The query language processor is activated in the GUI simple search entry when the search mode selector is set to Query Language. It can also be used with the KIO slave or the command line search. It broadly has the same capabilities as the complex search interface in the GUI. Additionally, the query language is for now the only way to access the important Recoll field search capabilities.
The language is roughly based on the Xesam user search language specification.
If the results of a query language search puzzle you and you doubt what has been actually searched for, you can use the GUI show query link at the top of the result list to check the exact query which was finally executed by Xapian.
Here follows a sample request that we are going to explain:
author:"john doe" Beatles OR Lennon Live OR Unplugged -potatoes
This would search for all documents with John Doe appearing as a phrase in the author field (exactly what this is would depend on the document type, ie: the From: header, for an email message), and containing either beatles or lennon and either live or unplugged but not potatoes (in any part of the document).
An element is composed of an optional field specification, and a value, separated by a colon. Exemple: Beatles, author:balzac, dc:title:grandet
The colon, if present, means "contains". Xesam defines other relations, which are not supported for now.
All elements in the search entry are normally combined with an implicit AND. It is possible to specify that elements be OR'ed instead, as in Beatles OR Lennon. The OR must be entered literally (capitals), and it has priority over the AND associations: word1 word2 OR word3 means word1 AND (word2 OR word3) not (word1 AND word2) OR word3. Do not enter explicit parenthesis, they are not supported for now.
An element preceded by a - specifies a term that should not appear.
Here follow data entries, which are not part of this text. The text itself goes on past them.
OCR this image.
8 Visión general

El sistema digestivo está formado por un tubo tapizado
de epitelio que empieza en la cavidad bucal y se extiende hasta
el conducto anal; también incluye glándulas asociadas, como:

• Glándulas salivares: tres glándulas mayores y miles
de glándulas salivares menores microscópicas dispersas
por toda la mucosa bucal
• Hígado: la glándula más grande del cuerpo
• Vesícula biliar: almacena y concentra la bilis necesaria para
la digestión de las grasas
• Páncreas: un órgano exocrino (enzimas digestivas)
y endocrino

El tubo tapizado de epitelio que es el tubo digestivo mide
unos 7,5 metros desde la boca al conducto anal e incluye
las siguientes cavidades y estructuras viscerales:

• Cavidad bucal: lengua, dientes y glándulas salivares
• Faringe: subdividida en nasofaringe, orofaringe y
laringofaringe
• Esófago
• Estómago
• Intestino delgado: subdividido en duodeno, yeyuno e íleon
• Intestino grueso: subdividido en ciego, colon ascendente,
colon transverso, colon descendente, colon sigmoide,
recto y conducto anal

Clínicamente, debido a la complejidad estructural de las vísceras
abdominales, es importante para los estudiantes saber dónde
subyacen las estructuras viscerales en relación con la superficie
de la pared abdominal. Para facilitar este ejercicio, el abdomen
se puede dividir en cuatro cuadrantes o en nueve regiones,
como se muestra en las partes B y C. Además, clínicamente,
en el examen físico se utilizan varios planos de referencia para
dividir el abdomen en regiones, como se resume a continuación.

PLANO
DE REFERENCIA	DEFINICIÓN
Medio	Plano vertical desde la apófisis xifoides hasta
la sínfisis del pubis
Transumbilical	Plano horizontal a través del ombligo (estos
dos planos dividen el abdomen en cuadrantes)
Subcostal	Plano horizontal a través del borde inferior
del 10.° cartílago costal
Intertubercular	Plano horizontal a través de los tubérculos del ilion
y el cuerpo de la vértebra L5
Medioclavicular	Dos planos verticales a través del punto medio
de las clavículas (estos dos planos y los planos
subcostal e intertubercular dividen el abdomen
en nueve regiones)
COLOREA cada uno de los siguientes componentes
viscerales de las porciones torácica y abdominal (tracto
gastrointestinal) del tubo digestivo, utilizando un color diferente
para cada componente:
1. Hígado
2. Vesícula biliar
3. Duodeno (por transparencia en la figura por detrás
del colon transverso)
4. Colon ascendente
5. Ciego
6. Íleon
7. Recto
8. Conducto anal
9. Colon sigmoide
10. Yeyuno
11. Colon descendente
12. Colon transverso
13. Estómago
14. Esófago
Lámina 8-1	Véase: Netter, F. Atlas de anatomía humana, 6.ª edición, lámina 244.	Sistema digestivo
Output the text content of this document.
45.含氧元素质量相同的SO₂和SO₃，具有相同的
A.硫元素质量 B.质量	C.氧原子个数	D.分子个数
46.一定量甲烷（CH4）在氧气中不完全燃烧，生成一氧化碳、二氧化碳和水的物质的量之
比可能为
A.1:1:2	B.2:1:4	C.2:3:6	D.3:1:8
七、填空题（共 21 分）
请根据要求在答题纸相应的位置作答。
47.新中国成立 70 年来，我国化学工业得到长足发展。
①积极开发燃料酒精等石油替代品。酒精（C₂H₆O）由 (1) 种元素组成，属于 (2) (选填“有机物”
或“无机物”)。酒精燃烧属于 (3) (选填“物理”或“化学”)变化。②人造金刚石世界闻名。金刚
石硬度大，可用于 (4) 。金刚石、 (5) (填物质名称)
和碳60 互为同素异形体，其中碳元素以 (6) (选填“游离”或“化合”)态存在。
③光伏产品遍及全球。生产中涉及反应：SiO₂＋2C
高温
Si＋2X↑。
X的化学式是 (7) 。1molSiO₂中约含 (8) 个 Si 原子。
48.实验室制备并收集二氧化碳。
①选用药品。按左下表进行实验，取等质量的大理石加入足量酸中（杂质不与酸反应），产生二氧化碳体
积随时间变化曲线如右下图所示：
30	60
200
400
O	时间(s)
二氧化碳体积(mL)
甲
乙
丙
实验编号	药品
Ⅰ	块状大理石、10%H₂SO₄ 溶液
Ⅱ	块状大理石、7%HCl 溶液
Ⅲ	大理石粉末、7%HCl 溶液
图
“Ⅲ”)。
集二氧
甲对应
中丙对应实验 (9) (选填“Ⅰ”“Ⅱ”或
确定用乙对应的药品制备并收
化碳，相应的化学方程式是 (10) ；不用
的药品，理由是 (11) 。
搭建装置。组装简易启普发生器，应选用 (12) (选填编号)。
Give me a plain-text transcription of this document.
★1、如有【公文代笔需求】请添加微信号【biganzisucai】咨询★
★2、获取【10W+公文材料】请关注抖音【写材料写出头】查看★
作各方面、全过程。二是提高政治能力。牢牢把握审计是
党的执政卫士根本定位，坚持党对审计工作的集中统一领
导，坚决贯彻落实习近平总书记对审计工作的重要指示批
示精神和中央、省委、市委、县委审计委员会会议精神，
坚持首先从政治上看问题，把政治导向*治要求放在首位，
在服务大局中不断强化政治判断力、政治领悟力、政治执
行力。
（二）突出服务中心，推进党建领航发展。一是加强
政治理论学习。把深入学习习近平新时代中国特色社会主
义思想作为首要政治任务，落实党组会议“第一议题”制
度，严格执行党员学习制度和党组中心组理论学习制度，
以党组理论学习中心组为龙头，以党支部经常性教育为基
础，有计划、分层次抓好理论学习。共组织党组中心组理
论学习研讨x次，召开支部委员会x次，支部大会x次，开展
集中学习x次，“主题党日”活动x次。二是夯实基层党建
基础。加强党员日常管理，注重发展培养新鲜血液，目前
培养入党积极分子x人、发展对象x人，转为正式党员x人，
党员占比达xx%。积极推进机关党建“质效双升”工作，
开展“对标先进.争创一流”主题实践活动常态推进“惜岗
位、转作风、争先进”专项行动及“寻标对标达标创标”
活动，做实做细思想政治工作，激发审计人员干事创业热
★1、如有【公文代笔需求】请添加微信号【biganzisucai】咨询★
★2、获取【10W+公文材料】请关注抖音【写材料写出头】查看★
Pure negative queries are forbidden.
As usual, words inside quotes define a phrase (the order of words is significant), so that title:"prejudice pride" is not the same as title:prejudice title:pride, and is unlikely to find a result.
Most Xesam phrase modifiers are unsupported, except for l (small ell) to disable stemming, and p to turn a phrase into a NEAR (unordered proximity) search. Exemple: "prejudice pride"p
Recoll currently manages the following default fields:
title, subject or caption are synonyms which specify data to be searched for in the document title or subject.
author or from for searching the documents originators.
recipient or to for searching the documents recipients.
keyword for searching the document-specified keywords (few documents actually have any).
filename for the document's file name.
ext specifies the file name extension (Ex: ext:html)
The field syntax also supports a few field-like, but special, criteria:
dir for filtering the results on file location (Ex: dir:/home/me/somedir). Please note that this is quite inefficient, that it may produce very slow searches, and that it may be worth in some cases to set up separate databases instead.
date for searching or filtering on dates. The syntax for the argument is based on the ISO8601 standard for dates and time intervals. Only dates are supported, no times. The general syntax is 2 elements separated by a / character. Each element can be a date or a period of time. Periods are specified as PnYnMnD. The n numbers are the respective numbers of years, months or days, any of which may be missing. Dates are specified as YYYY-MM-DD. The days and months parts may be missing. If the / is present but an element is missing, the missing element is interpreted as the lowest or highest date in the index. Exemples:
2001-03-01/2002-05-01 the basic syntax for an interval of dates.
2001-03-01/P1Y2M the same specified with a period.
2001/ from the beginning of 2001 to the latest date in the index.
2001 the whole year of 2001
P2D/ means 2 days ago up to now if there are no documents with dates in the future.
/2003 all documents from 2003 or older.
Periods can also be specified with small letters (ie: p2y).
mime or format for specifying the mime type. This one is quite special because you can specify several values which will be OR'ed (the normal default for the language is AND). Ex: mime:text/plain mime:text/html. Specifying an explicit boolean operator or negation (-) before a mime specification is not supported and will produce strange results. Note that mime is the ONLY field with an OR default. You do need to use OR with ext terms for example.
type or rclcat for specifying the category (as in text/media/presentation/etc.). The classification of mime types in categories is defined in the Recoll configuration (mimeconf), and can be modified or extended. The default category names are those which permit filtering results in the main GUI screen. Categories are OR'ed like mime types above.
Words inside phrases and capitalized words are not stem-expanded. Wildcards may be used anywhere inside a term. Specifying a wild-card on the left of a term can produce a very slow search (or even an incorrect one if the expansion is truncated because of excessive size). Also see More about wildcards.
The document filters used while indexing have the possibility to create other fields with arbitrary names, and aliases may be defined in the configuration, so that the exact field search possibilities may be different for you if someone took care of the customisation.
All words entered in Recoll search fields will be processed for wildcard expansion before the request is finally executed.
The wildcard characters are:
* which matches 0 or more characters.
? which matches a single character.
[] which allow defining sets of characters to be matched (ex: [abc] matches a single character which may be 'a' or 'b' or 'c', [0-9] matches any number.
You should be aware of a few things before using wildcards.
Using a wildcard character at the beginning of a word can make for a slow search because Recoll will have to scan the whole index term list to find the matches.
Using a * at the end of a word can produce more matches than you would think, and strange search results. You can use the term explorer tool to check what completions exist for a given term. You can also see exactly what search was performed by clicking on the link at the top of the result list. In general, for natural language terms, stem expansion will produce better results than an ending * (stem expansion is turned off when any wildcard character appears in the term).